Et puis, la question posée par notre consommation de viande, telle qu'elle est actuellement dans nos pays, dépasse l'enjeu de la santé de l'environnement et de la santé des individus humains, et tient d'une interrogation philosophique (qu'on nous pardonne ou pas, peu nous chaut, ce pas de côté, ou vers le haut)  : que consommons-nous quand nous consommons de la viande ? Car nous, ici, aujourd'hui, ne savons plus vraiment ce qu'est un animal (un autre animal que l'humain...), et ce que signifie le tuer  pour le consommer (ce que les animaux prédateurs, eux, savent). Le boeuf, le lapin, le poulet, le mouton que l'on mange, nous, qui ne sommes plus des chasseurs-cueilleurs paléolithiques, ne l'avons pas tué nous-mêmes, ni vu tuer. Et on ne le voit pas dans ce que l'on consomme de lui, ces morceaux emballés sous plastique.

Que nous soyons  carnivore, omnivore, végétarien ou végane, nous raisonnons en humains, nous définissons en tant qu'humains les relations des humains aux autres animaux. Nous sommes donc forcément anthropocentristes, que nous l'admettions ou non: l'antispécisme même est une philosophie humaine... qui étend à tous les êtres "dotés de sensibilité" des droits que les humains s'accordent à eux-mêmes, y compris celui de parler au nom (voire à la place) des autres animaux, de se préoccuper de leur sort, de les sauver du massacre de l'abattage industriel. Et de renoncer ou non à les consommer. Et d'encadrer cette consommation  par des normes sociales et culturelles arbitraires : ici, en "Occident",  on mange du boeuf et du mouton, du poulet, du lapin et du porc (sauf si on se l'interdit par tradition religieuse), mais on trouve scandaleux qu'ailleurs, en "Orient", on mange du chien ou du chat. Sur quoi, sinon sur des coutumes, des habitudes, des traditions -bref, de la culture, repose cette distinction entre animaux qu'on a le droit de manger et animaux qu'on n'a pas le droit de manger ? Ou sur les jours où on a le droit d'en manger et les jours où on n'en a pas le droit ? Ou sur les modes d'abattage autorisés, voire imposés, et ceux interdits ?

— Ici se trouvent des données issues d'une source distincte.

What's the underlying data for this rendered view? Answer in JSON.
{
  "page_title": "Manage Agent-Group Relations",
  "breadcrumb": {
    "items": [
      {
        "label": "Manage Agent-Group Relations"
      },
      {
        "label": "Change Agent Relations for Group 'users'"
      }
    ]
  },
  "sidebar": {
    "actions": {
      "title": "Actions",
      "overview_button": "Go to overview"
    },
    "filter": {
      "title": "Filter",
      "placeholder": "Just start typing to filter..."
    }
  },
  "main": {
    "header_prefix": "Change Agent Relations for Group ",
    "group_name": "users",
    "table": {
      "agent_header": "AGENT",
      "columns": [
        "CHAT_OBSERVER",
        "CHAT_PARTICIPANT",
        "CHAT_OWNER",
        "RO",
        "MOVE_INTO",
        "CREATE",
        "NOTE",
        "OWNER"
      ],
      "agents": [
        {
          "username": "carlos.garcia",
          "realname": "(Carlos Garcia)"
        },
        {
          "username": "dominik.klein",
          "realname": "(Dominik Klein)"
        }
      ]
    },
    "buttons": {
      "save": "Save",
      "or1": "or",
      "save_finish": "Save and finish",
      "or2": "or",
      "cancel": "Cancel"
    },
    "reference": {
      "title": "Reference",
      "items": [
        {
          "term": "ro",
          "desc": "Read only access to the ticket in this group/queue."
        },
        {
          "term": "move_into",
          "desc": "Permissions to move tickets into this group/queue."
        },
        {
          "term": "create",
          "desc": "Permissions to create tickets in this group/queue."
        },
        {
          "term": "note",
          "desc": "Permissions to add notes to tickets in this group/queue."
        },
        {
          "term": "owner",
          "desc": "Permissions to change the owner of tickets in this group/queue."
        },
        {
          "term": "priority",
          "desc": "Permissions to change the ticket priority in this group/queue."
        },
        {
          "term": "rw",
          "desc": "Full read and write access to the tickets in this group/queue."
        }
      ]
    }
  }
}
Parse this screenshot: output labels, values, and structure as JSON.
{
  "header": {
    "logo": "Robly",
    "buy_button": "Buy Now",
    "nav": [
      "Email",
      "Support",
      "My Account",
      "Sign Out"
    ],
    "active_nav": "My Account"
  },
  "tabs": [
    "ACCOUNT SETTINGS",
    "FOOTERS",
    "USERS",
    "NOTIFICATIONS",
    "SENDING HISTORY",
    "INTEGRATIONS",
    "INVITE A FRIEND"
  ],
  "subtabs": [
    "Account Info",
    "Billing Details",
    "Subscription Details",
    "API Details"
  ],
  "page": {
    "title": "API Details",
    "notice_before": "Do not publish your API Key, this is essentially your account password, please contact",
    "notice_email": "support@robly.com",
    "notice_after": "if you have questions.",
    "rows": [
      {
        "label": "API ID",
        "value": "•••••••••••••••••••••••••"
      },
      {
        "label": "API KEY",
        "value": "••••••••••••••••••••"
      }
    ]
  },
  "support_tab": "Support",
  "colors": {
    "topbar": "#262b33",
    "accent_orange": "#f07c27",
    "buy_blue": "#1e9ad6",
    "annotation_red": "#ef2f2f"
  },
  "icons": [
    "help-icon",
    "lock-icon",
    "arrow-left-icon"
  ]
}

"Nous avons transformé les animaux en marchandise, et pour que cela passe bien auprès des consommateurs, nous avons accompagné ce processus d'une "désanimalisation" complète", observe le généticien Denis Duboule. Ce qui sort d'un abattoir industriel est bien de la viande, mais ce qui y était entré n'était plus un animal, plus rien qu'une matière première. Dont on fera une marchandise. Qu'on surgèlera. Qu'on emballera sous plastique. Qu'on vendra comme n'importe quelle autre marchandise : du papier-cul, du dentifrice, de l'herbe à chat... Pour que les citadins puissent se souvenir que ce qu'ils mangent quand ils mangent de la viande n'est rien d'autre que des cadavres d'animaux qui furent vivants, peut-être faudrait-il  rétablir les abattoirs au coeur des villes, avec le cortège des animaux qu'on y conduit, avec des rigoles de sang le long des rues et des abats sur le trottoir.